Aaarrgg · 29/05/2023 16:35

Those arguing that experienced teachers should be paid the same as less experienced teachers aren't doing the old supply-and-demand logic.

It is clear that something is wrong in what is being offered to experienced teachers. How do we know that? Because experienced teachers are leaving the profession at a rate that can't be replenished.

We do need experienced teachers to be teaching. Not just in leadership. Experienced teachers teach well (often, not always). They also guide newer teachers, train teaching students and early career teachers, lead subjects or year groups, organise school events and millions of other vital things. They need some kind of incentive.

Tegrate · 29/05/2023 17:02

I thought experienced teachers did get paid more than grads - is that not the case?

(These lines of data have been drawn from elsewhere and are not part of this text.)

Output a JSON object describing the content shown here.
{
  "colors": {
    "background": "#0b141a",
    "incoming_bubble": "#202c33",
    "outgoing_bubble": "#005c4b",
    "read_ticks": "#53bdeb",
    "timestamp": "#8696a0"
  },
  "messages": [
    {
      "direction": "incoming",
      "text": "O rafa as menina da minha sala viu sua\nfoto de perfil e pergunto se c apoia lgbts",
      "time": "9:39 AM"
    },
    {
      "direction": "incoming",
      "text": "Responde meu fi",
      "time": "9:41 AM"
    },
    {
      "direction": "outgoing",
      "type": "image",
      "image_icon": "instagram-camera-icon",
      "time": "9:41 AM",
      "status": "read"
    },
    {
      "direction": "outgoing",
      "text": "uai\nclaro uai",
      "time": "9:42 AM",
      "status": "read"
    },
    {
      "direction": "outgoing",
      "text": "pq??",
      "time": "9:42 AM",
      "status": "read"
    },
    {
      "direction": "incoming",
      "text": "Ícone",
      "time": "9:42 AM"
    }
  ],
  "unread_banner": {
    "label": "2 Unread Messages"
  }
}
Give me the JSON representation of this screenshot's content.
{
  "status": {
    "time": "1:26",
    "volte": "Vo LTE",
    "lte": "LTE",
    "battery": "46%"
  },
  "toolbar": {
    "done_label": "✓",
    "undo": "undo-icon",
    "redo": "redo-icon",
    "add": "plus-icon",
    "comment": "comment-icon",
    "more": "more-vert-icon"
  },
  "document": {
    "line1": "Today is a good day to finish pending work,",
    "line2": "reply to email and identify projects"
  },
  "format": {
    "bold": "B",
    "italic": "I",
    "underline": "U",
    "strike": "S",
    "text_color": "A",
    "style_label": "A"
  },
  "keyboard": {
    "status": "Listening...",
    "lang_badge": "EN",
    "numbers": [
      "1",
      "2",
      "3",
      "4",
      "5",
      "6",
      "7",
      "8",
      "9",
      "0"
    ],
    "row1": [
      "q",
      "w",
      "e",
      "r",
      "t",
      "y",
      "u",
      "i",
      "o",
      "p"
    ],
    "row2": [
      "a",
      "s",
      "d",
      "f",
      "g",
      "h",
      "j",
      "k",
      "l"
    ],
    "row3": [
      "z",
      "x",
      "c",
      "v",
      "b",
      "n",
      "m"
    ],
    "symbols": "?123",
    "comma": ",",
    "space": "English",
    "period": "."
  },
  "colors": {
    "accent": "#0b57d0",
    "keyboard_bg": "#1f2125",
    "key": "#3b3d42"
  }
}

Piggywaspushed · 29/05/2023 17:17

How has this thread turned into the same old worn debates ?!

At the end of the day this news story shows the government is panicking, and resorting to sticking plaster approaches. Which in themselves will probably be about as effective as Troops To Teachers was.

PriamFarrl · 29/05/2023 17:35

Piggywaspushed · 29/05/2023 17:17

How has this thread turned into the same old worn debates ?!

At the end of the day this news story shows the government is panicking, and resorting to sticking plaster approaches. Which in themselves will probably be about as effective as Troops To Teachers was.

It’s always the same.

  • great pensions
  • long holidays.

no one wants to hear anything else because pensions and holidays are all they see.

Shinyandnew1 · 29/05/2023 17:52

Tegrate · 29/05/2023 17:02

I thought experienced teachers did get paid more than grads - is that not the case?

The pay scale has flattened, with more money being thrown at new entrants, meaning experienced teachers aren’t earning loads more and are obviously needed to do mentoring and coordinating/subject leading which in primary brings no extra money.

GreenwichOrTwicks · 29/05/2023 18:21

PriamFarrl · 29/05/2023 17:35

It’s always the same.

  • great pensions
  • long holidays.

no one wants to hear anything else because pensions and holidays are all they see.

But the whole remuneration package needs to be considered and it is illogical to say that teachers don't get paid for their holidays. They get the holidays that other workers don't get and they get an annual salary (but are striking for more) Even more illogical when you have people saying that they spend their 'unpaid ' holidays writing reports and sorting their classrooms.
If the conditions are bad - get another job where they are better. The fact that teachers stay in the job but continue to moan indicated that either things aren't as bad as they say, or that they can't get a job elsewhere.